Sketching the details of the operation — which culminated in Jaswant Singh (who was external affairs minister at the time) flying out to Kandahar with three terrorists, including Masood Azhar and Omar Sheikh, as co-passengers — the manual says: "Thank God, the shaykh (Masood Azhar) and some of his brethren were released, whereupon they arrived at Kandahar airport in an Indian airplane. With the departure from the territory of Afghanistan of the shaykh and his brothers, the phases of this successful, difficult operation were completed."
Azhar and Omar Sheikh went on to found the Jaish-e-Mohammed, one of the deadliest of terrorist groups operating inside Kashmir and Pakistan.
The December 13, 2001 attack on Parliament and the kidnapping and murder of Wall Street Journal reporter Daniel Pearl were both the handiwork of the JeM.
The IC-814 hijackers, the manual says approvingly, "were clearly able to lend greater prominence to their cause. The whole world began to deal with the Kashmir issue anew and according to a new perspective", while the Indian authorities "were afflicted with broken spiritedness, submissiveness and grovelling as they carried out the demands of the Mujahidin in front of the whole world".
The manual identifies three factors as key to the hijackers' success:
"Beforehand, the UAE (where the plane stopped for refuelling en route to Kandahar) had stated that the hijackers had been Sikh, and neither India nor any other state could learn of the identity of the kidnappers until after they announced their demands and their identity.
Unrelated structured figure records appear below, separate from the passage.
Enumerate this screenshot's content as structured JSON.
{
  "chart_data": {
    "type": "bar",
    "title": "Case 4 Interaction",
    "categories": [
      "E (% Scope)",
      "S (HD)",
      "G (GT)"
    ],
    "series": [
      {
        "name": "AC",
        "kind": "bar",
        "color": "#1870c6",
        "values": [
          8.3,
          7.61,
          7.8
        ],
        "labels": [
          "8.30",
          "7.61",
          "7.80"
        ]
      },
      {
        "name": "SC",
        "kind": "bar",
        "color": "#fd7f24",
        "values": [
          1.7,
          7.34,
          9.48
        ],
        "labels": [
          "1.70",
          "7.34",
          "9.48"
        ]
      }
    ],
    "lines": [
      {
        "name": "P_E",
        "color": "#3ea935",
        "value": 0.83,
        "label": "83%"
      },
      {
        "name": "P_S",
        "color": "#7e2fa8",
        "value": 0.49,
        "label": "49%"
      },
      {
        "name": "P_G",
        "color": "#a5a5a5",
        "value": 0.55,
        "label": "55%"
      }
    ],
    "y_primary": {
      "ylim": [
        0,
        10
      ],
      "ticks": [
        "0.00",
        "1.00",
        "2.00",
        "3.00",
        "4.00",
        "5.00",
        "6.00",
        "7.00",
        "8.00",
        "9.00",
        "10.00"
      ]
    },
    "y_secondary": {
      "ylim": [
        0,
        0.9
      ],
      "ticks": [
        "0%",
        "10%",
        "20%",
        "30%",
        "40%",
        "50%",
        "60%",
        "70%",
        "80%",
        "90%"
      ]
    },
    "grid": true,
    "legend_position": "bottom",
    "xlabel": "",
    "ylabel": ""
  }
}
And thus the secrecy through which the operation occurred had a great impact on the success which was on their side".
The choice of target (an Indian plane leaving Kathmandu) and the "place of negotiations", ie Kandahar under Taliban control.
"Yet, the greatest success in the matter was the speed of decision-making and resoluteness in the event, when the Indian forces delayed in supplying fuel."
The last is a reference to the hijackers' decision to stab 27-year-old passenger Rupin Katyal and take-off from Amritsar before the plane could be refuelled because they feared a rescue operation.
Though the manual's language and specifics suggest it is intended for use mainly by Palestinians against Israel, the reference to the hijacking of IC-814 could possibly reflect a shift in Islamist attitudes towards India on the question of Kashmir.
It could, of course, also be the product of Israeli psychological operations aimed at getting New Delhi to make common cause with Tel Aviv on the Palestine issue.
Indian intelligence officials say the manual is proof of the interlinkages that exist across extremist groups worldwide.
"These groups have individual identities and localised agendas and causes, but there are linkages too", an official told The Times of India. "Anyone who tries to go deep into these links, who tries to investigate the relationships, like Daniel Pearl tried to do, they stop".
Intriguingly, the reference to IC-814 — and to kidnapping Americans in the title of the manual — also suggests the involvement of Omar Sheikh in its authorship.
The document is merely signed 'Hekmatyar', an obvious pseudonym. Before he became notorious for the Pearl killing, Omar Sheikh had been imprisoned in India on the charge of kidnapping Americans.